Oggi che il dispositivo digitale è ormai al centro della vita di ogni individuo, e che questo dispositivo è, in senso foucaultiano, non un mero oggetto, bensì “un mix di tecnologia, normativa, testi, azioni, scelte, abitudini e persino differenti approcci di diverse generazioni”, le aziende se lo ritrovano in casa: a livello di cultura socio-individuale del proprio asset fondamentale – le persone – anche se non ancora, in molti casi, a livello di cultura organizzativa.

Per restare in tema di livelli: quel che è emerso dal palco della Grand Guardia di Verona è stato un dislivello che tutte le organizzazioni si trovano a dover fronteggiare. E non solo a colpi di integrazione tecnologica dei propri processi, ma disponendosi anch’esse in termini di “tecnologia, normativa, testi, azioni, scelte, abitudini e differenti approcci di diverse generazioni”.

Un mix complesso che ha il suo punto di ancoraggio nella necessità di trovare un terreno comune tra l’organizzazione e le persone che ne fanno parte.

Particolarmente illuminante è stata, in questo senso, la proposta di Luca Solari che – con una sagace metafora – ha fatto del linguaggio il focus della questione: Talk nerdy to me, il titolo del suo speech, ha immediatamente messo in luce l’opportunità imperdibile che le aziende hanno di rifondarsi culturalmente proprio a partire da “quel linguaggio” che è oggi la condizione di possibilità necessaria perché le persone possano creare, relazionandosi in maniera efficace, del valore per sé e per i network di cui fanno parte.

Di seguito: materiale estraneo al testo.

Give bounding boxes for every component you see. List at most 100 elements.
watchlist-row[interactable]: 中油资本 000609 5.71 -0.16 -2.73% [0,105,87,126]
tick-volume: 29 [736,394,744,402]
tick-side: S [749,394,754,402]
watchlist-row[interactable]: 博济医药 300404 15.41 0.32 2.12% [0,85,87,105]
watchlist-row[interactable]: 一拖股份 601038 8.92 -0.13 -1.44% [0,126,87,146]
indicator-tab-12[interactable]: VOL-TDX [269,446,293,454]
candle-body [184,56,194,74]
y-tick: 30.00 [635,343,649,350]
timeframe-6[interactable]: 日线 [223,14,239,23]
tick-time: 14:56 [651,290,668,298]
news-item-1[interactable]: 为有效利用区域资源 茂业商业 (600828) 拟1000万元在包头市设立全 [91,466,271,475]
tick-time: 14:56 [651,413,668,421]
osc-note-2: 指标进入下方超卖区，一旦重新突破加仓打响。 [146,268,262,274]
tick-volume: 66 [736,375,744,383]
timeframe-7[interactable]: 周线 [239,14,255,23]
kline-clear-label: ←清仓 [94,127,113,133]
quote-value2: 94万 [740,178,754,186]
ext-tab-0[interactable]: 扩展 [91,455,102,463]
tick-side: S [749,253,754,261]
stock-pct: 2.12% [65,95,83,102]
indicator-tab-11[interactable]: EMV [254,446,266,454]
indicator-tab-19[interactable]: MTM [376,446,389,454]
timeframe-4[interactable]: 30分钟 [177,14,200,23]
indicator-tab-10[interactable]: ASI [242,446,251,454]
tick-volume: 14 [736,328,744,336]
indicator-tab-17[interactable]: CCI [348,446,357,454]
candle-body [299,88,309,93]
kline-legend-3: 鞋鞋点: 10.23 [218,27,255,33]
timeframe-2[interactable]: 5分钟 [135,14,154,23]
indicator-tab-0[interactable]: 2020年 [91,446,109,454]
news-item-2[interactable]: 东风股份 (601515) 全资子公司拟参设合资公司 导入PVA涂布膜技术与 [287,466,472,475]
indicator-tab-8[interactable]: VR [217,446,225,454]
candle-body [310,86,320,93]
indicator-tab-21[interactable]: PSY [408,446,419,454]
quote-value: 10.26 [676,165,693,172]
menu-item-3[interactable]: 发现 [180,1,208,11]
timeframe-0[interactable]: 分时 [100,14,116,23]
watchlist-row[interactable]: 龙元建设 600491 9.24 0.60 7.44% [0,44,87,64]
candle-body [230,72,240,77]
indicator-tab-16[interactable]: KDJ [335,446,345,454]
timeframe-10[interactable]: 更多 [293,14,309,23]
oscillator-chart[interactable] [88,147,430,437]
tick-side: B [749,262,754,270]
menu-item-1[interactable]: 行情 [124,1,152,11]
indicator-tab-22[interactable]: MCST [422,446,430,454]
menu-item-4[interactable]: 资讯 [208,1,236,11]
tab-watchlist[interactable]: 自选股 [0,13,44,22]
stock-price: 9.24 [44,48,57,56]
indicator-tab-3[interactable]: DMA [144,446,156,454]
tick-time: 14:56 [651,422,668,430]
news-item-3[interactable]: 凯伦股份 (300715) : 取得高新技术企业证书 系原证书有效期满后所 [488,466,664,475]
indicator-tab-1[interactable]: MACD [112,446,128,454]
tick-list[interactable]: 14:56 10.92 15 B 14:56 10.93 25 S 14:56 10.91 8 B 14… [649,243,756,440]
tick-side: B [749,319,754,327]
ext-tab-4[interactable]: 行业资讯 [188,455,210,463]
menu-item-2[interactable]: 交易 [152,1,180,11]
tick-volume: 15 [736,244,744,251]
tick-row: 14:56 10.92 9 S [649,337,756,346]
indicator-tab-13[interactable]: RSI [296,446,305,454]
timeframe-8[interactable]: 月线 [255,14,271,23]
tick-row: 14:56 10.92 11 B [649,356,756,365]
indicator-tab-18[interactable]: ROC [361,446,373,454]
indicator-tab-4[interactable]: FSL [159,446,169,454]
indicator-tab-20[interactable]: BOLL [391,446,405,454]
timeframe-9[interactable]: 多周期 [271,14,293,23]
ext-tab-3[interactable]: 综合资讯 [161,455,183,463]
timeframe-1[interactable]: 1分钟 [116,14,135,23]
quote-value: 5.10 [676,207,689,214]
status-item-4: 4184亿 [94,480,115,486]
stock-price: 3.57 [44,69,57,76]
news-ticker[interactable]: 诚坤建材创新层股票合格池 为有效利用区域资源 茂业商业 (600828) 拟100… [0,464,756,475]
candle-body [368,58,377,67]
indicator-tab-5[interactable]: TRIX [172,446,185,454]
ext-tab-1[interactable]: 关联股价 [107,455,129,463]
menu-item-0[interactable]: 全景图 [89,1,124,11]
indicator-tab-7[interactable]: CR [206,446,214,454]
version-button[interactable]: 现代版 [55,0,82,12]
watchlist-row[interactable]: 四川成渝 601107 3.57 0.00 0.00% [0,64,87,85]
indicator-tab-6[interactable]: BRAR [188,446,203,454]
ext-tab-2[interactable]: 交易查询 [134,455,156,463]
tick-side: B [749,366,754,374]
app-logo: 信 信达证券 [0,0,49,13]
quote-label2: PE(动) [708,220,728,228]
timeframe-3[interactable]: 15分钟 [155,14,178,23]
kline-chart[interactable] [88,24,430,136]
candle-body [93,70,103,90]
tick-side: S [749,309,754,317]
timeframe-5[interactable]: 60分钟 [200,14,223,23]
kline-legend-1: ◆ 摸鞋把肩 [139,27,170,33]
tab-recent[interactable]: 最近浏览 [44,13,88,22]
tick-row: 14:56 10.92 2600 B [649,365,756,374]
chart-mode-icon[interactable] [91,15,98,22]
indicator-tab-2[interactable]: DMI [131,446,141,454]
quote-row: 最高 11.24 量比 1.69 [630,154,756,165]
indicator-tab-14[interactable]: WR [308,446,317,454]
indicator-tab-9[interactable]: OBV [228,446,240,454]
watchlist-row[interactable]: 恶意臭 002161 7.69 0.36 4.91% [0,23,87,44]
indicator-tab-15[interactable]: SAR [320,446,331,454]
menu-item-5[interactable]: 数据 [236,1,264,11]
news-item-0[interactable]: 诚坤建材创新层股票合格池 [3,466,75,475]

Un linguaggio che, come tutti i sistemi che si rispettino, ha tre assiomi imprescindibili: autonomia, libertà e condivisione.

E se dal punto di vista puramente linguistico passiamo a quello socio-logico, allora questi tre assiomi si trasformano sotto i nostri occhi in tre valori. Tre punti cardinali in grado di orientare la rotta verso una ulteriore trasformazione: quella dei processi aziendali.